И он мог бы делать такую работу, но сегодня запоздал и его опять поставили тесать бревно для верхней обвязки.
– Проводил товаришша? – спросил Савва Лукич.
– Проводил.
– Куда его угнали-то? – поинтересовался смуглый, горбоносый, сухопарый мужик Степан Тимофеевич.
– Кто знает, – ответил Саша.
– Может, срок вышел, – сказал Савва Лукич.

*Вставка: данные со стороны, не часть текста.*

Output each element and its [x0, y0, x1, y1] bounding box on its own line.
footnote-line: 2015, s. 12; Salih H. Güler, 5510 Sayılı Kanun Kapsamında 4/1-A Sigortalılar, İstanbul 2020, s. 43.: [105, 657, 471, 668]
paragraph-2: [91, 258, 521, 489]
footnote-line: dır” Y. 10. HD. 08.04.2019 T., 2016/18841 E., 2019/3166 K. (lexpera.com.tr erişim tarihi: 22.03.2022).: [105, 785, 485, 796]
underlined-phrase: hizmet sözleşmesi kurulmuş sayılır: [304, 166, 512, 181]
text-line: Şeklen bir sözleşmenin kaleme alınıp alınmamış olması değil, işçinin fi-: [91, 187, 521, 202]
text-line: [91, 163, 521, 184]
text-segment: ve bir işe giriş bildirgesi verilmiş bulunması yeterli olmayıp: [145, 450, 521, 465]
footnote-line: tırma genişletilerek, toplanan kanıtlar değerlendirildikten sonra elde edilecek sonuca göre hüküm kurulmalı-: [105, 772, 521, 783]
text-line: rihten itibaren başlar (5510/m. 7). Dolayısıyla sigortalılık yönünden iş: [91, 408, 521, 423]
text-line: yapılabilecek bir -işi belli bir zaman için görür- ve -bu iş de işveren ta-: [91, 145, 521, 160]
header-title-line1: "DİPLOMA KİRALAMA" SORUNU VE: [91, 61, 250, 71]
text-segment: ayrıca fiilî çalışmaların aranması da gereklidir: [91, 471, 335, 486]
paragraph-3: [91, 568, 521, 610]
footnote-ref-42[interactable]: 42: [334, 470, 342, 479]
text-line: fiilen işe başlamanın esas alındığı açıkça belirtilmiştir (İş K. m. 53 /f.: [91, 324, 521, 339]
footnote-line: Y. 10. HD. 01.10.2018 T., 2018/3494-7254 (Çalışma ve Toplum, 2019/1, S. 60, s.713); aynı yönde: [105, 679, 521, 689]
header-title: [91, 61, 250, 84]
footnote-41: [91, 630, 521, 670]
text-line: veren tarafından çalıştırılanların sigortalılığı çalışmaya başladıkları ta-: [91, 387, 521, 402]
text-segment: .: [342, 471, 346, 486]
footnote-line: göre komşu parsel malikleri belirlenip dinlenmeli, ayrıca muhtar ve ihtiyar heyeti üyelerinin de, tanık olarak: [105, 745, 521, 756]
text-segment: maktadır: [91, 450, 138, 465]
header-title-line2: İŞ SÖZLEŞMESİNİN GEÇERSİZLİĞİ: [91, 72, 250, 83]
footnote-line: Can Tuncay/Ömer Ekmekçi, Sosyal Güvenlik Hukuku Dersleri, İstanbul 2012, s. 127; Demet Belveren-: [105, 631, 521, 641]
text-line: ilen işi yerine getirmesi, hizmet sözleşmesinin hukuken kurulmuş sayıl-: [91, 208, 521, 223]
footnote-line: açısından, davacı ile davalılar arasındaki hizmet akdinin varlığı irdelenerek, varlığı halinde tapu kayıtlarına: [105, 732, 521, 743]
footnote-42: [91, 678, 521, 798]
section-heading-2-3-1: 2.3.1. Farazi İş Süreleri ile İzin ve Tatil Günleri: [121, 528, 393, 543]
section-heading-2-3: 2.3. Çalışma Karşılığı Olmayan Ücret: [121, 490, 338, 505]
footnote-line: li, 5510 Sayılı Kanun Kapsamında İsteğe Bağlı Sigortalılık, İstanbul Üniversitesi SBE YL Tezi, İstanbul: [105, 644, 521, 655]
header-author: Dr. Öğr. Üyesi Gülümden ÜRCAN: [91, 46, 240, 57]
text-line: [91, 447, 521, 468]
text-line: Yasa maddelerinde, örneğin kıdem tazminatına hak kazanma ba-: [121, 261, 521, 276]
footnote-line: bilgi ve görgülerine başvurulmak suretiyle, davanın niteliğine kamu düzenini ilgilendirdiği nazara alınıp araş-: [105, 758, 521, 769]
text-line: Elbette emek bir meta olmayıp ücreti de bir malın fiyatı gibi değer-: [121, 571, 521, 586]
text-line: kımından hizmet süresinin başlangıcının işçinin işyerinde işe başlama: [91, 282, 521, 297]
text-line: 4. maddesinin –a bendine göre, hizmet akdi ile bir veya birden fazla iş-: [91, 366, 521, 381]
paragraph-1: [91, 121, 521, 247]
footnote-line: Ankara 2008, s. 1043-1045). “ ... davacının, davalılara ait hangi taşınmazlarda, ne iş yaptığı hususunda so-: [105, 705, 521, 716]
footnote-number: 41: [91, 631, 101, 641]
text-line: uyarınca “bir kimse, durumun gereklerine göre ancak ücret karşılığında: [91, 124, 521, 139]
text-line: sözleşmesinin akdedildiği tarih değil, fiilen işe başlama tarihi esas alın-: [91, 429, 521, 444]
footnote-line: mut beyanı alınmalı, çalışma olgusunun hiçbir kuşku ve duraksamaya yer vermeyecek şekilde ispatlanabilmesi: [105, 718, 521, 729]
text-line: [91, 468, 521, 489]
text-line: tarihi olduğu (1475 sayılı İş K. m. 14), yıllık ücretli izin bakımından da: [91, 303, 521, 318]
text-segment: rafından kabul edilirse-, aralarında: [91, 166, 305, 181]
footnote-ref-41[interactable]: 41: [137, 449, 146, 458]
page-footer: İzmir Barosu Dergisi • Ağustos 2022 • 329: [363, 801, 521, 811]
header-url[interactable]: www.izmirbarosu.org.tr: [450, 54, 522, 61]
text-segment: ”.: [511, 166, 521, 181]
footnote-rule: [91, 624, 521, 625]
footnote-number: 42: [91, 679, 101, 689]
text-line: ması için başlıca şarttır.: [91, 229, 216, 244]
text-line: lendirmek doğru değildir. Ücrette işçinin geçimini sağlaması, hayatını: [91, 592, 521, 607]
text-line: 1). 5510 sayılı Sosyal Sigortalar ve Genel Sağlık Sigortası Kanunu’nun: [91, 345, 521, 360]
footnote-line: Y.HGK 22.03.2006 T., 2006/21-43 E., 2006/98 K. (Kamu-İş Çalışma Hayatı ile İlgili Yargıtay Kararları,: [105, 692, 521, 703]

– На волю, значит? – усмехнулся Степан Тимофеевич. – На волю с милиционером не отправляют.
– В Кежме мужики толкуют – убили кого-то из начальства, в газетах пишут, – сказал другой мужик, его тоже звали Степан, но не Тимофеевич, а Лукьянович, – а убил его троцкист, что против колхозов, чтобы, значит, распустить колхозы энти.

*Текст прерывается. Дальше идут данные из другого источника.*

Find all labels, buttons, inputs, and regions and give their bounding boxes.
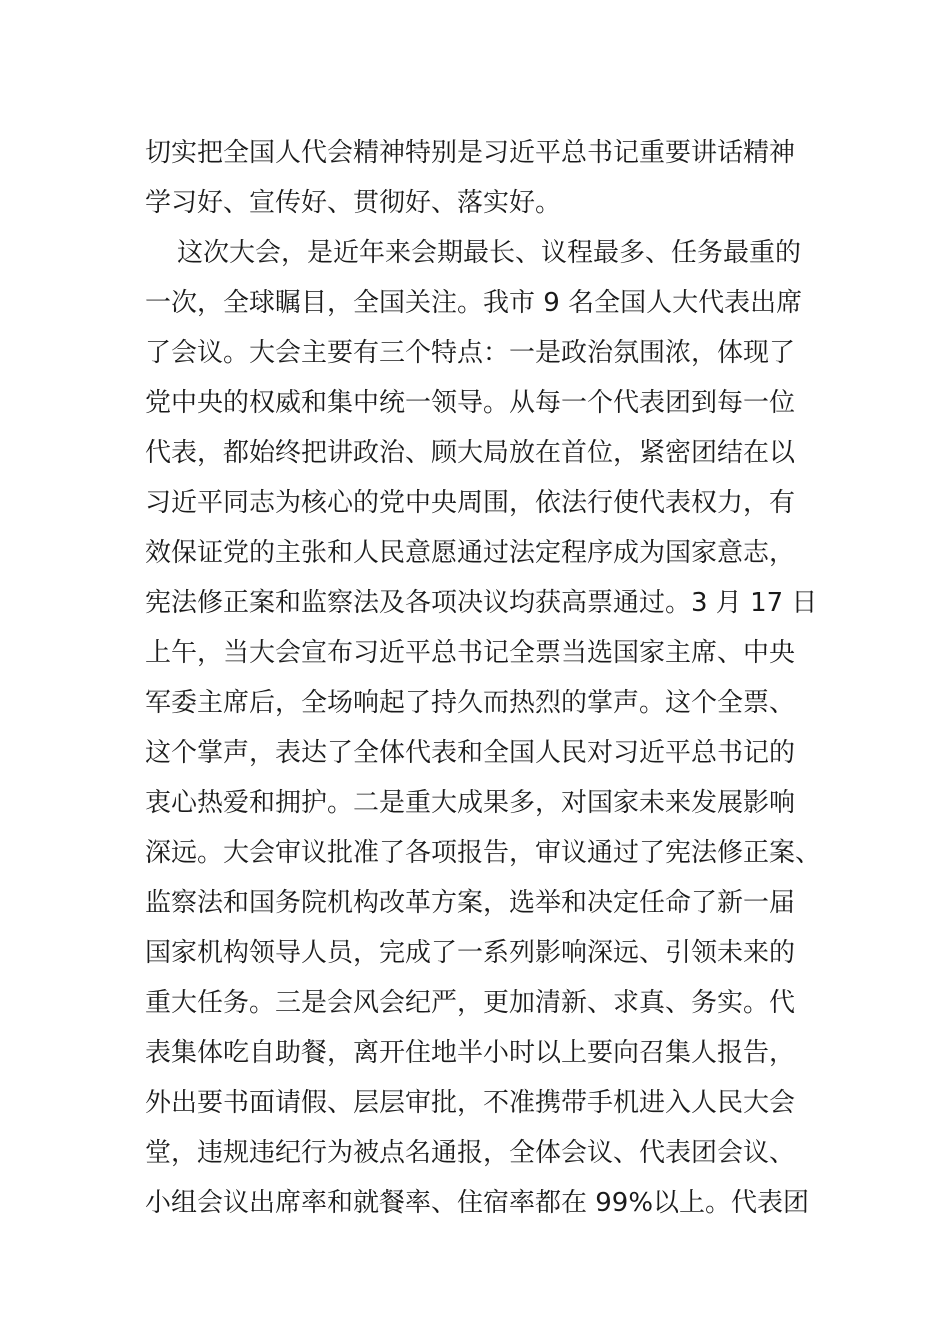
text-line-12: 军委主席后，全场响起了持久而热烈的掌声。这个全票、 <box>145 688 796 718</box>
text-line-10: 宪法修正案和监察法及各项决议均获高票通过。3 月 17 日 <box>145 588 818 618</box>
text-line-19: 表集体吃自助餐，离开住地半小时以上要向召集人报告， <box>145 1038 796 1068</box>
text-line-3: 这次大会，是近年来会期最长、议程最多、任务最重的 <box>177 238 802 268</box>
text-line-17: 国家机构领导人员，完成了一系列影响深远、引领未来的 <box>145 938 796 968</box>
text-line-14: 衷心热爱和拥护。二是重大成果多，对国家未来发展影响 <box>145 788 796 818</box>
text-line-5: 了会议。大会主要有三个特点：一是政治氛围浓，体现了 <box>145 338 796 368</box>
text-line-16: 监察法和国务院机构改革方案，选举和决定任命了新一届 <box>145 888 796 918</box>
text-line-4: 一次，全球瞩目，全国关注。我市 9 名全国人大代表出席 <box>145 288 803 318</box>
text-line-15: 深远。大会审议批准了各项报告，审议通过了宪法修正案、 <box>145 838 822 868</box>
text-line-7: 代表，都始终把讲政治、顾大局放在首位，紧密团结在以 <box>145 438 796 468</box>
text-line-20: 外出要书面请假、层层审批，不准携带手机进入人民大会 <box>145 1088 796 1118</box>
text-line-1: 切实把全国人代会精神特别是习近平总书记重要讲话精神 <box>145 138 796 168</box>
text-line-8: 习近平同志为核心的党中央周围，依法行使代表权力，有 <box>145 488 796 518</box>
body-text <box>145 128 822 1228</box>
text-line-21: 堂，违规违纪行为被点名通报，全体会议、代表团会议、 <box>145 1138 796 1168</box>
text-line-13: 这个掌声，表达了全体代表和全国人民对习近平总书记的 <box>145 738 796 768</box>
text-line-6: 党中央的权威和集中统一领导。从每一个代表团到每一位 <box>145 388 796 418</box>
text-line-22: 小组会议出席率和就餐率、住宿率都在 99%以上。代表团 <box>145 1188 810 1218</box>
text-line-18: 重大任务。三是会风会纪严，更加清新、求真、务实。代 <box>145 988 796 1018</box>
text-line-2: 学习好、宣传好、贯彻好、落实好。 <box>145 188 562 218</box>
text-line-11: 上午，当大会宣布习近平总书记全票当选国家主席、中央 <box>145 638 796 668</box>
text-line-9: 效保证党的主张和人民意愿通过法定程序成为国家意志， <box>145 538 796 568</box>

– А куды их теперича распускать, – усмехнулся Степан Тимофеевич, – чего раздавать-то? Чем наделять? Все порушили…
– Ну, ладно, – Савва Лукич опасливо посмотрел по сторонам, – ты того, не больно-то, значит.
– Чего не больно-то?!
– А то, что все, значит, от Бога, – сказал Савва Лукич, – как Господь Бог устроил, так, значит, и идет.

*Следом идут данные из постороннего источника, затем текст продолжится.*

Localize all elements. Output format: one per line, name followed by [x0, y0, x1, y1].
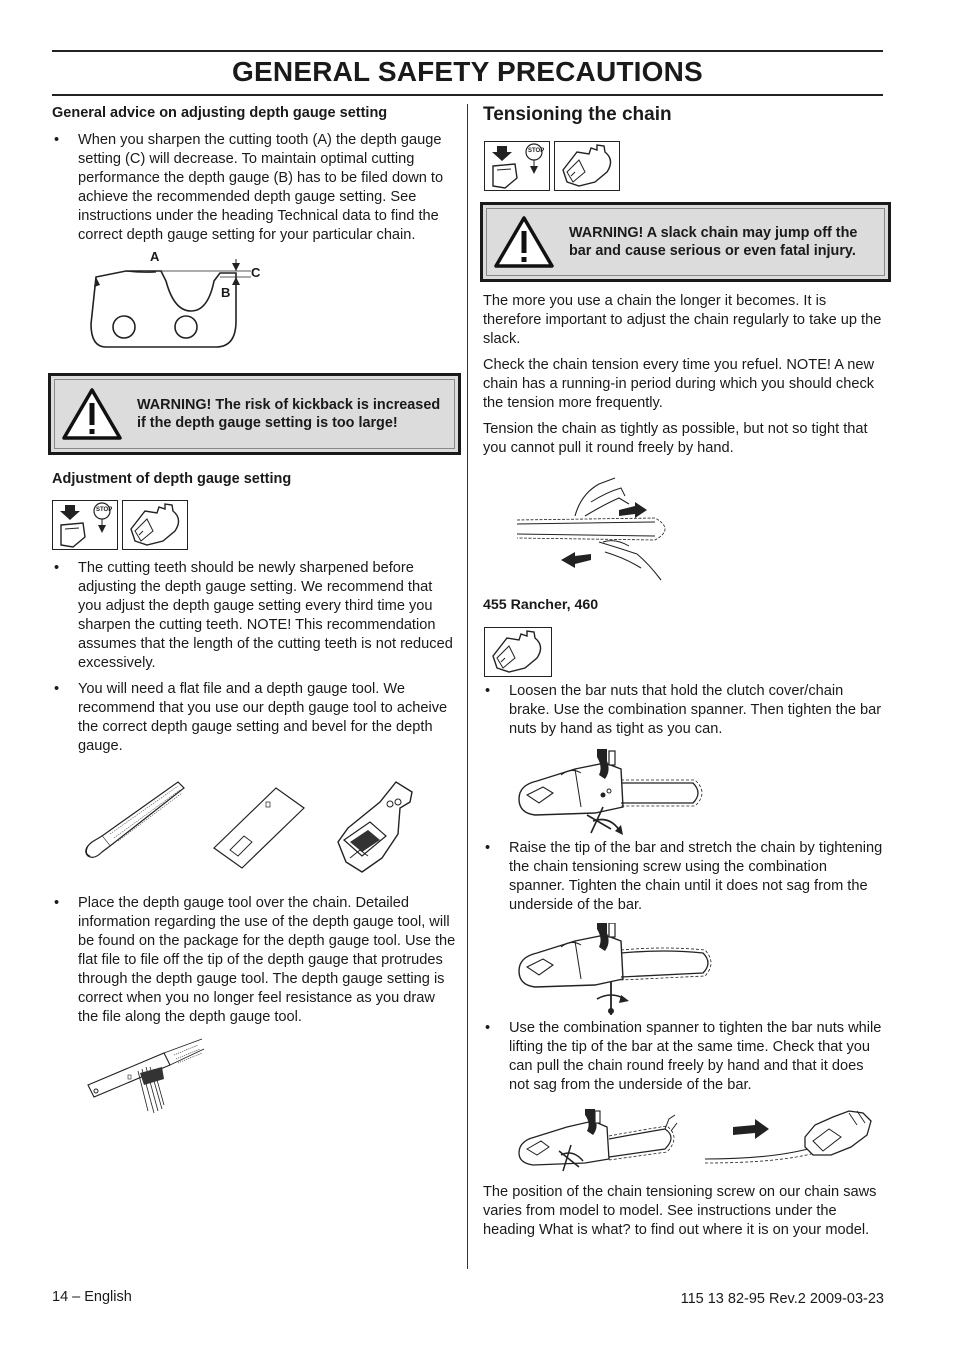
glove-icon	[484, 627, 552, 677]
slack-chain-warning	[480, 202, 891, 282]
tension-steps-list	[483, 839, 885, 915]
paragraph: The position of the chain tensioning screw on our chain saws varies from model to model. See instructions under the heading What is what? to find out where it is on your model.	[483, 1184, 877, 1238]
page-title: GENERAL SAFETY PRECAUTIONS	[232, 56, 703, 87]
hand-chain-drawing	[515, 476, 685, 586]
icon-row	[484, 141, 885, 191]
saw-illustration-3	[515, 1107, 885, 1177]
footer-page-label: 14 – English	[52, 1289, 132, 1305]
adjustment-list	[52, 559, 457, 756]
right-column	[483, 104, 885, 1240]
label-a: A	[150, 249, 160, 264]
label-c: C	[251, 265, 261, 280]
list-item: • Use the combination spanner to tighten the bar nuts while lifting the tip of the bar at the same time. Check that you can pull the chain round freely by hand and that it does not sag from the underside of the bar.	[483, 1019, 885, 1095]
warning-text: WARNING! The risk of kickback is increased if the depth gauge setting is too large!	[137, 396, 441, 431]
stop-label: STOP	[528, 148, 545, 154]
heading-adjustment: Adjustment of depth gauge setting	[52, 471, 292, 487]
list-item: • Loosen the bar nuts that hold the clutch cover/chain brake. Use the combination spanner. Then tighten the bar nuts by hand as tight as you can.	[483, 682, 885, 739]
advice-list	[52, 131, 457, 245]
saw-tension-screw-drawing	[515, 923, 715, 1019]
cutter-diagram	[86, 249, 286, 361]
heading-model: 455 Rancher, 460	[483, 597, 599, 613]
stop-engine-icon	[484, 141, 550, 191]
warning-triangle-icon	[493, 215, 555, 269]
kickback-warning	[48, 373, 461, 455]
saw-illustration-2	[515, 923, 715, 1019]
saw-loosen-nuts-drawing	[515, 749, 705, 837]
depth-gauge-plate-icon	[214, 788, 304, 868]
heading-depth-gauge-advice: General advice on adjusting depth gauge setting	[52, 105, 388, 121]
list-item: • The cutting teeth should be newly sharpened before adjusting the depth gauge setting. We recommend that you adjust the depth gauge setting every third time you sharpen the cutting teeth. NOTE! This recommendation assumes that the length of the cutting teeth is not reduced excessively.	[52, 559, 457, 673]
saw-tighten-and-pull-drawing	[515, 1107, 885, 1177]
icon-row	[484, 627, 885, 677]
flat-file-icon	[86, 782, 184, 857]
footer-doc-ref: 115 13 82-95 Rev.2 2009-03-23	[680, 1291, 884, 1307]
stop-label: STOP	[96, 507, 113, 513]
glove-icon	[122, 500, 188, 550]
list-item: • Raise the tip of the bar and stretch the chain by tightening the chain tensioning screw using the combination spanner. Tighten the chain until it does not sag from the underside of the bar.	[483, 839, 885, 915]
file-gauge-tool-drawing	[80, 778, 460, 884]
depth-gauge-holder-icon	[338, 782, 412, 872]
icon-row	[52, 500, 457, 550]
filing-illustration	[84, 1035, 214, 1119]
header-rule-top	[52, 50, 883, 52]
paragraph: The more you use a chain the longer it becomes. It is therefore important to adjust the chain regularly to take up the slack.	[483, 293, 882, 347]
placement-list	[52, 894, 457, 1027]
heading-tensioning: Tensioning the chain	[483, 104, 672, 125]
list-item: • When you sharpen the cutting tooth (A) the depth gauge setting (C) will decrease. To maintain optimal cutting performance the depth gauge (B) has to be filed down to achieve the recommended depth gauge setting. See instructions under the heading Technical data to find the correct depth gauge setting for your particular chain.	[52, 131, 457, 245]
glove-pull-drawing	[705, 1111, 871, 1163]
warning-text: WARNING! A slack chain may jump off the bar and cause serious or even fatal injury.	[569, 224, 858, 259]
pull-chain-illustration	[515, 476, 685, 586]
label-b: B	[221, 285, 231, 300]
filing-drawing	[84, 1035, 214, 1119]
stop-engine-icon	[52, 500, 118, 550]
header-rule-bottom	[52, 94, 883, 96]
warning-triangle-icon	[61, 387, 123, 441]
list-item: • You will need a flat file and a depth gauge tool. We recommend that you use our depth gauge tool to acheive the correct depth gauge setting and bevel for the depth gauge.	[52, 680, 457, 756]
saw-illustration-1	[515, 749, 705, 837]
left-column	[52, 104, 457, 1119]
tools-illustration	[80, 778, 460, 884]
glove-icon	[554, 141, 620, 191]
tension-steps-list	[483, 682, 885, 739]
paragraph: Tension the chain as tightly as possible, but not so tight that you cannot pull it round freely by hand.	[483, 421, 868, 456]
column-divider	[467, 104, 468, 1269]
tension-steps-list	[483, 1019, 885, 1095]
paragraph: Check the chain tension every time you refuel. NOTE! A new chain has a running-in period during which you should check the tension more frequently.	[483, 357, 875, 411]
list-item: • Place the depth gauge tool over the chain. Detailed information regarding the use of the depth gauge tool, will be found on the package for the depth gauge tool. Use the flat file to file off the tip of the depth gauge that protrudes through the depth gauge tool. The depth gauge setting is correct when you no longer feel resistance as you draw the file along the depth gauge tool.	[52, 894, 457, 1027]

– Бог, Бог, все на Бога валите, – желчно ответил Степан Тимофеевич, – где она, ваша церква? Бог за тебя ничего не сделат, коровник ентот срубит тебе Бог? Коров губим, коровник рубим.
– А ты не руби, – сказал третий мужик, Евсей, как его по отчеству, Саша не знал, звали его просто Евсей, иногда прибавляли неприличную рифму.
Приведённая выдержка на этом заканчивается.